Nos cuesta procesar la violencia que un grupo de fanáticos desató en el Perú para destruir las bases de ese ‘Estado burgués’ que tanto despreciaba. La brutalidad de la ‘lucha armada’ y la represión que le sucedió perviven en la memoria colectiva, modelando las relaciones sociales e incluso nuestra manera de ver la vida.
El estruendo de las bombas con las que los seguidores del cabecilla terrorista ‘Gonzalo’ celebraban su cumpleaños, las imágenes de los cuerpos mutilados publicadas en los diarios, los rostros de los secuestrados por el MRTA y el olor a kerosene de los lamparines que alumbraron las noches de apagón constituyen el catálogo de recuerdos y sensaciones que nunca olvidaremos. Así como miles de compatriotas jamás olvidarán al padre, a la madre, al hermano, al amigo o al hijo asesinado, muchas veces lanzado a una fosa común.
Tan poco se ha avanzado en el diálogo franco sobre el conflicto armado que segó la vida de miles de peruanos que una propaganda intentó ‘recrearlo’ mediante un estilo ‘terror chic’. Modelos empalidecidas por el maquillaje y ubicadas en espacios –derruidos para la ocasión– dieron vida a un catálogo de moda cuya ‘inspiración’ proviene de la guerra más sangrienta de nuestra historia.
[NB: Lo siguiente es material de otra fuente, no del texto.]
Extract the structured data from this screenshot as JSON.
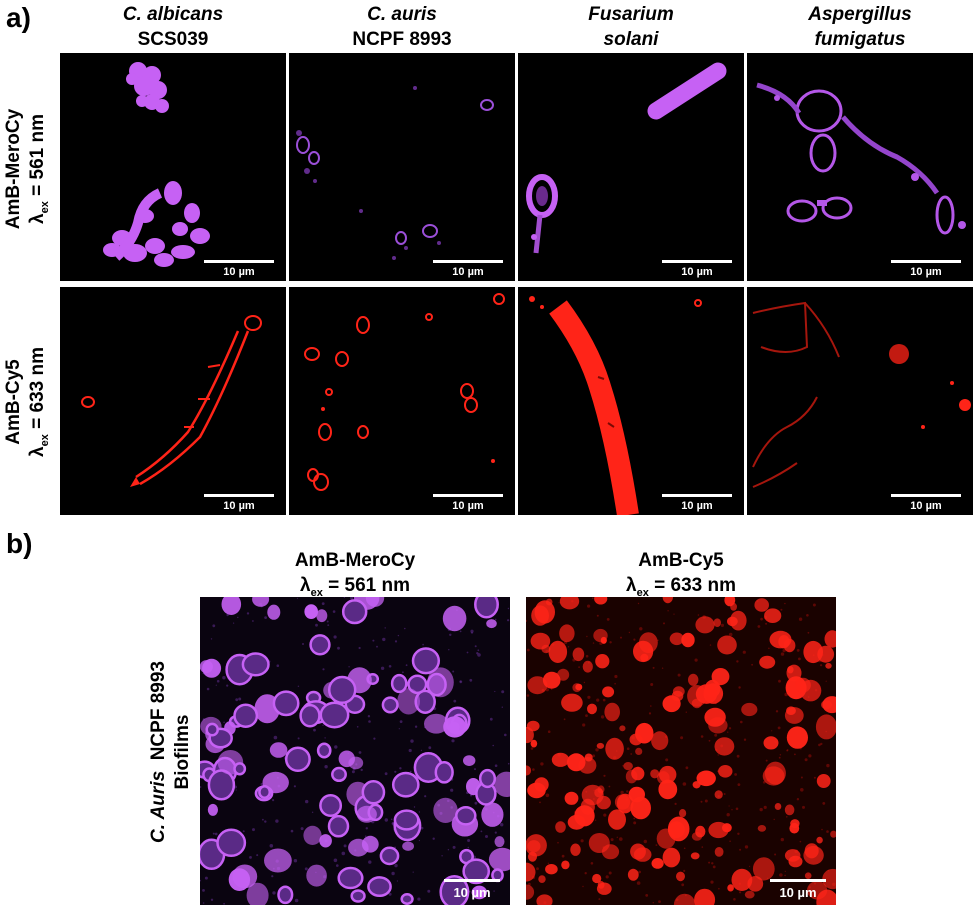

En un mundo donde todo se compra y todo se vende, no debería sorprender que a un “creativo” se le ocurriera la peregrina idea de comercializar el horror, olvidando que existen conciudadanos con el cuerpo y el alma mutilados por una tragedia nacional.
Para responder la pregunta “¿por qué pasó lo que pasó?” –planteada por Carlos Iván Degregori–, es preciso apelar a los sentimientos, pero también a la razón. Porque más allá del rencor o del espíritu de venganza, que embarga a los que lo perdieron todo, es necesario desmantelar la cultura guerrerista que se fortalece en la década de 1980.
Para superar la posguerra interminable que vivimos, urge deslindar de la violencia, pero también asumir responsabilidades, pedir perdón y demandar que la justicia llegue a todas las víctimas de la barbarie. Además, se necesita disponer de un nuevo vocabulario, uno que promueva un diálogo alturado y constructivo con ese ‘otro’ que piensa diferente a mí.
Es imposible construir instituciones y mucho menos consensos con un repertorio de palabras excluyentes, como ‘terruco’, ‘guerrillero’, ‘blanquito’, ‘explotador’ e, incluso, ‘chavista’. A estas alturas todos estamos al tanto que ese sistema autoritario, con el cual parte la izquierda sigue comulgando, se encuentra en su fase terminal.
Nos prometieron una campaña de propuestas e ideas, y la guerra, sus tambores, sus epítetos y sus carapintadas se cruzaron en el camino. Y es que la política siempre saca lo peor de las personas y lo peor que tenemos es nuestra beligerancia extrema.
No hay más que ver el video de un ex presidente de la República con una comba en la mano afirmando: “Con esto me voy a matar a la china, ¡carajo!”. Por ello, con las discusiones sobre la renegociación del gas, la reactivación económica o el reordenamiento territorial, resulta imprescindible discutir en voz alta la violencia que nos carcome por dentro. Planteando, asimismo, formas más saludables de relacionarse con el prójimo.
Si no desarrollamos este ejercicio ineludible, no habrá crecimiento económico capaz de librarnos de nuestros propios demonios.